How does a small business with a limited advertising budget get noticed amid the myriad media messages that barrage U.S. consumers every day? How can independents hope to compete with corporations, chains, and big-budget franchises?
The answer: a combination of creativity, relationships, and hard work. One entrepreneur taking that formula for success and running with it is Debbie Patt, of Clarendon Cheesecakes, in Clarendon, N.Y. In her two years in business, Patt has devised some excellent guerrilla marketing strategies that she shared recently with Smart Answers columnist Karen E. Klein.
Q: You've found some low-cost marketing avenues that are working well for your company. What kinds of things are you doing?
A:Fundraisers, for one thing. After September 11, I wanted to do something to help, so, last October, we sold small, heart-shaped cheesecakes for $10 and donated $6 from each sale to the Red Cross. We found out that HSBC Bank had a matching-funds program, so we brought them in and they were generous enough to take orders for us and let us distribute in the bank lobby. We also got our small-town fire department and Town Hall involved, so naturally I had to call the press and we were featured in several papers.
This past spring, we held a cheesecake-eating contest as a fundraiser for the Rochester Epilepsy Foundation. The foundation's marketing company did the press releases and contacted local television stations. I contacted several other local media and asked the entertainment critic from our local talk-radio station to be the emcee: He talked about the event on the air every day for several weeks!
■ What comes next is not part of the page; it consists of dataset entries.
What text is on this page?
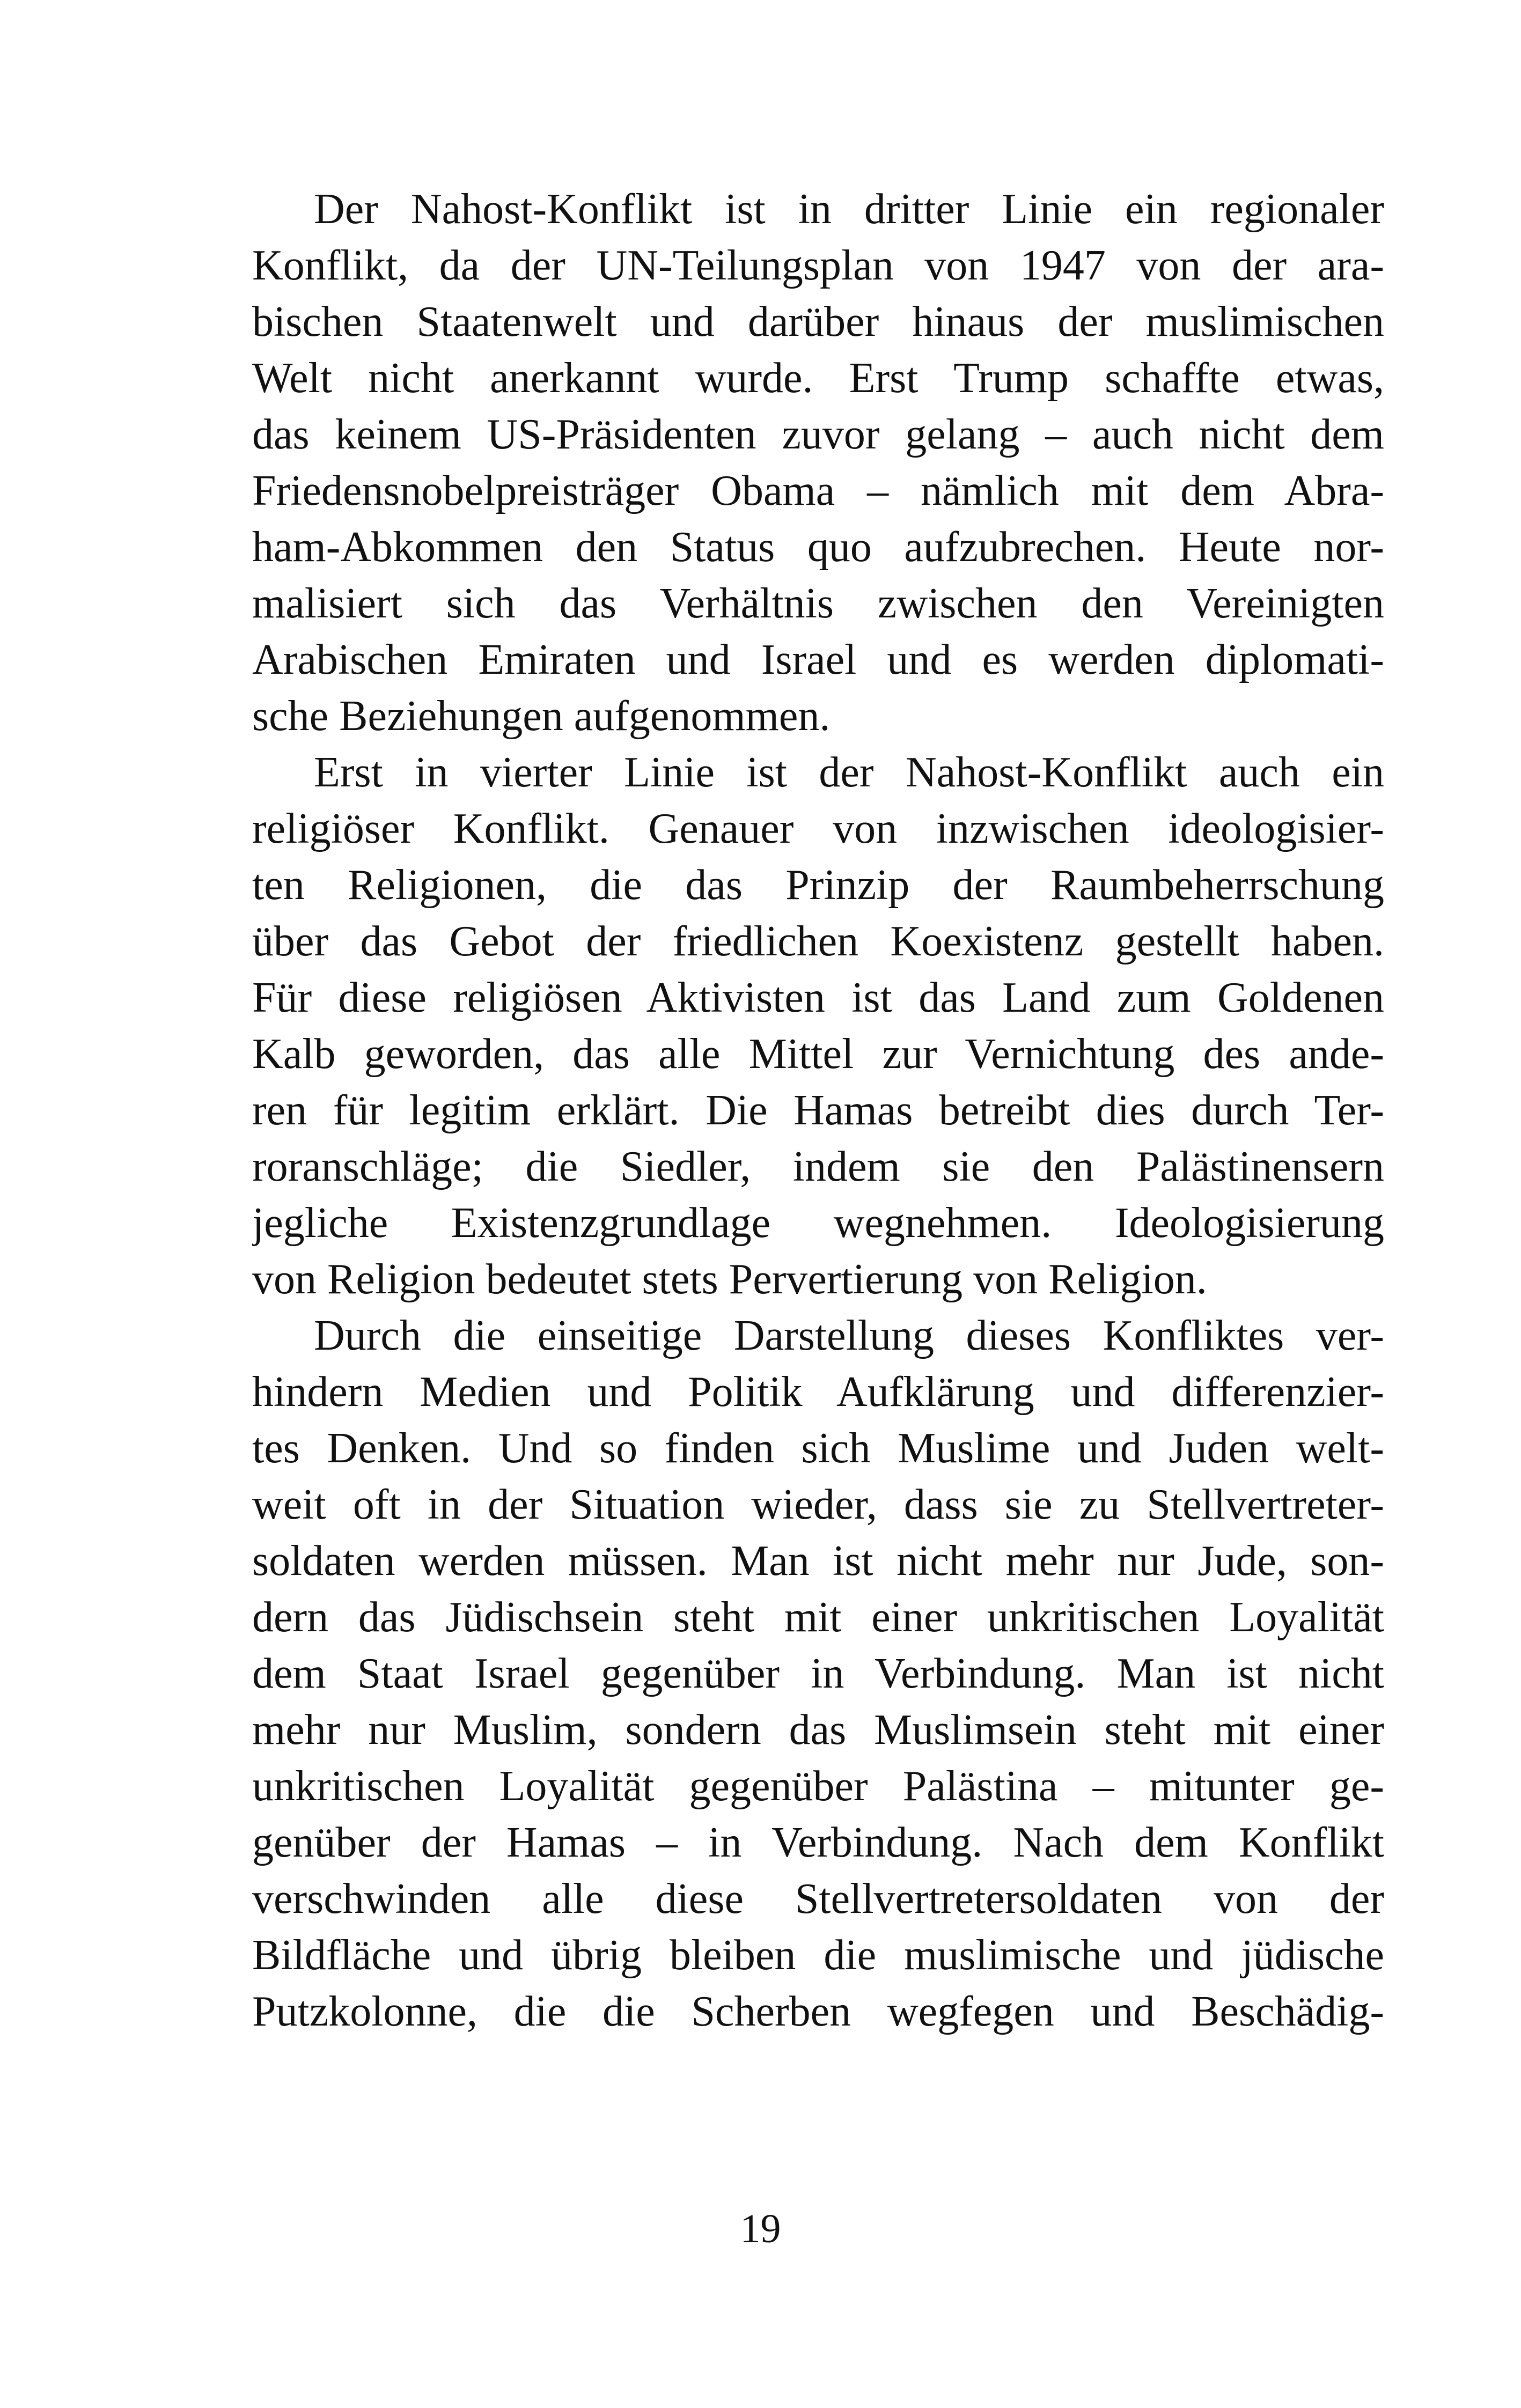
Der Nahost-Konflikt ist in dritter Linie ein regionaler
Konflikt, da der UN-Teilungsplan von 1947 von der ara-
bischen Staatenwelt und darüber hinaus der muslimischen
Welt nicht anerkannt wurde. Erst Trump schaffte etwas,
das keinem US-Präsidenten zuvor gelang – auch nicht dem
Friedensnobelpreisträger Obama – nämlich mit dem Abra-
ham-Abkommen den Status quo aufzubrechen. Heute nor-
malisiert sich das Verhältnis zwischen den Vereinigten
Arabischen Emiraten und Israel und es werden diplomati-
sche Beziehungen aufgenommen.
Erst in vierter Linie ist der Nahost-Konflikt auch ein
religiöser Konflikt. Genauer von inzwischen ideologisier-
ten Religionen, die das Prinzip der Raumbeherrschung
über das Gebot der friedlichen Koexistenz gestellt haben.
Für diese religiösen Aktivisten ist das Land zum Goldenen
Kalb geworden, das alle Mittel zur Vernichtung des ande-
ren für legitim erklärt. Die Hamas betreibt dies durch Ter-
roranschläge; die Siedler, indem sie den Palästinensern
jegliche Existenzgrundlage wegnehmen. Ideologisierung
von Religion bedeutet stets Pervertierung von Religion.
Durch die einseitige Darstellung dieses Konfliktes ver-
hindern Medien und Politik Aufklärung und differenzier-
tes Denken. Und so finden sich Muslime und Juden welt-
weit oft in der Situation wieder, dass sie zu Stellvertreter-
soldaten werden müssen. Man ist nicht mehr nur Jude, son-
dern das Jüdischsein steht mit einer unkritischen Loyalität
dem Staat Israel gegenüber in Verbindung. Man ist nicht
mehr nur Muslim, sondern das Muslimsein steht mit einer
unkritischen Loyalität gegenüber Palästina – mitunter ge-
genüber der Hamas – in Verbindung. Nach dem Konflikt
verschwinden alle diese Stellvertretersoldaten von der
Bildfläche und übrig bleiben die muslimische und jüdische
Putzkolonne, die die Scherben wegfegen und Beschädig-
19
I contacted local businesses, asking for prize donations, and gave each business I spoke to an invitation to the event for all of their employees.
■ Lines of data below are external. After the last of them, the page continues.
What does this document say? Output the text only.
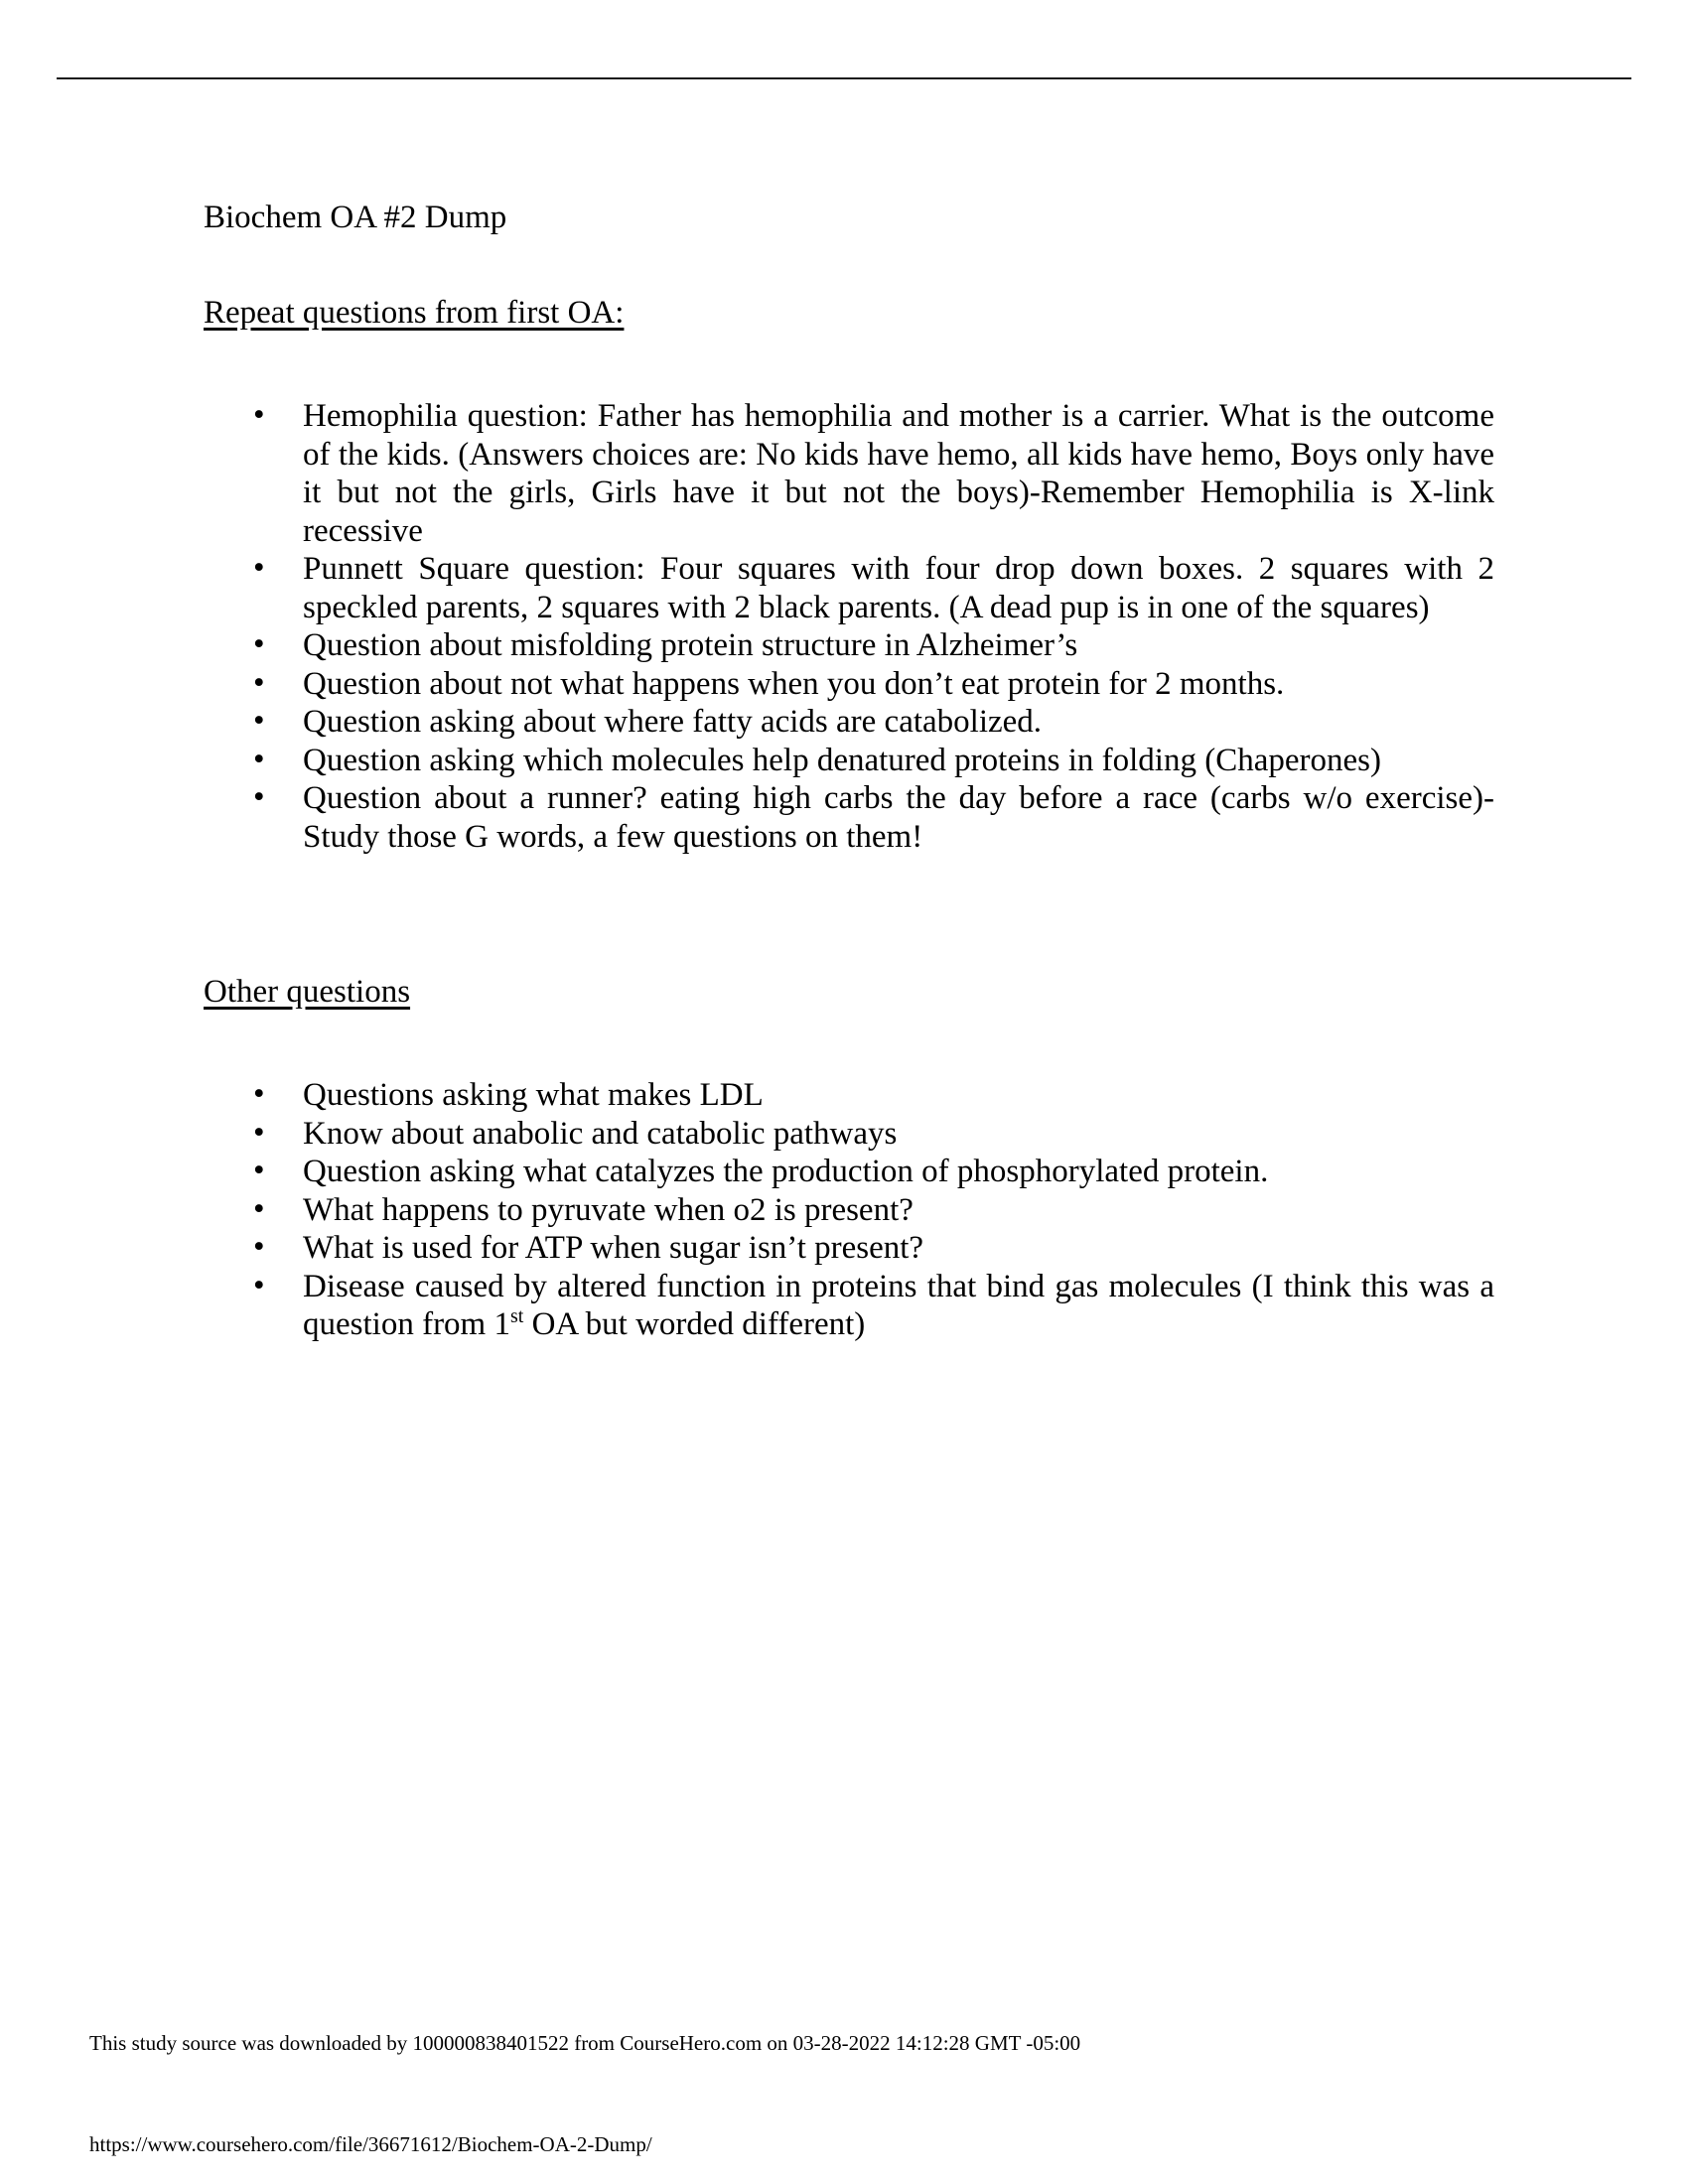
Biochem OA #2 Dump

Repeat questions from first OA:

• Hemophilia question: Father has hemophilia and mother is a carrier. What is the outcome of the kids. (Answers choices are: No kids have hemo, all kids have hemo, Boys only have it but not the girls, Girls have it but not the boys)-Remember Hemophilia is X-link recessive
• Punnett Square question: Four squares with four drop down boxes. 2 squares with 2 speckled parents, 2 squares with 2 black parents. (A dead pup is in one of the squares)
• Question about misfolding protein structure in Alzheimer’s
• Question about not what happens when you don’t eat protein for 2 months.
• Question asking about where fatty acids are catabolized.
• Question asking which molecules help denatured proteins in folding (Chaperones)
• Question about a runner? eating high carbs the day before a race (carbs w/o exercise)-Study those G words, a few questions on them!

Other questions

• Questions asking what makes LDL
• Know about anabolic and catabolic pathways
• Question asking what catalyzes the production of phosphorylated protein.
• What happens to pyruvate when o2 is present?
• What is used for ATP when sugar isn’t present?
• Disease caused by altered function in proteins that bind gas molecules (I think this was a question from 1st OA but worded different)
This study source was downloaded by 100000838401522 from CourseHero.com on 03-28-2022 14:12:28 GMT -05:00
https://www.coursehero.com/file/36671612/Biochem-OA-2-Dump/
Between the three television spots, five newspaper articles, being mentioned on talk radio every morning, the contestants, and the audience that came to watch -- some came just to see the entertainment critic -- we had a very successful fundraiser. We raised more than $1,200 in four hours, and Clarendon Cheesecakes became a household word.
The foundation made money. We made money. Everyone knows who we are now, and we felt great being able to give something to the community. The small amount it cost us for cheesecakes we earned back in new orders, and we plan to make this an annual event.
Q: What other ways have you found to combine community service and marketing?
A:We do fundraisers for dance schools, sports teams, and kids who want to earn money for soccer camp, hospitals, churches, and other organizations. The local school football team sells slices of our cheesecakes at each home game, and the Orleans County 4H Club sells slices at the county fair. We created a new mint/chocolate-chip cheesecake flavor that is available only through 4H fundraisers. We supply the individually packaged slices, banners, and signs. They do the work and we get a great reputation -- as well as make some money.
Another way we garnish tons of attention is through donations for special events being held by churches, schools, the chamber of commerce, hospitals, and other charitable groups. We donate huge party platters of bite-sized cheesecakes that we call Itty Bits, and they are always a show stopper.
Q: How about guerrilla marketing? What methods are working for you?
A:I am always thinking up marketing stunts. For instance, I place our brochures on top of the cheesecakes sold in the supermarkets. I include our brochure in every piece of mail that leaves my home or office -- including utility bills! I make all my family and friends put magnetic signs on their cars and wear company-branded hats and shirts. I also have had everyone I know call their local stores several times a week, inquiring if they carry Clarendon Cheesecakes yet. Not only does this kind of thing get our name out, but we now have stores calling and begging is to let them sell our cakes!
Q: You started out selling cheesecakes online, and then you branched out. What have you done to expand sales, and why?
A:When we started almost two years ago, we sold online and to people who heard of us through word of mouth. Some days, we had very little activity online and I realized that we needed multiple streams of income.
I started looking at logical partnerships. I went to a local bakery that was well-known for decorating and we began selling wedding cakes with them. Then, I spent a few minutes talking with local store and restaurant owners, and the result is that our cheesecakes are now being sold in 14 stores and numerous local restaurants. We also are introducing our own blend of coffee, specially roasted for us by a local coffee roaster.
Along with selling on the Web site, we drop-ship for other Web sites. When we have a slow season in the stores, we have weddings and fundraisers to carry us through. When Internet sales are slow, we have store and restaurant sales to rely on. I am convinced that these multiple streams of income are what's making us successful. Even in this economic market, we've had to hire seven employees.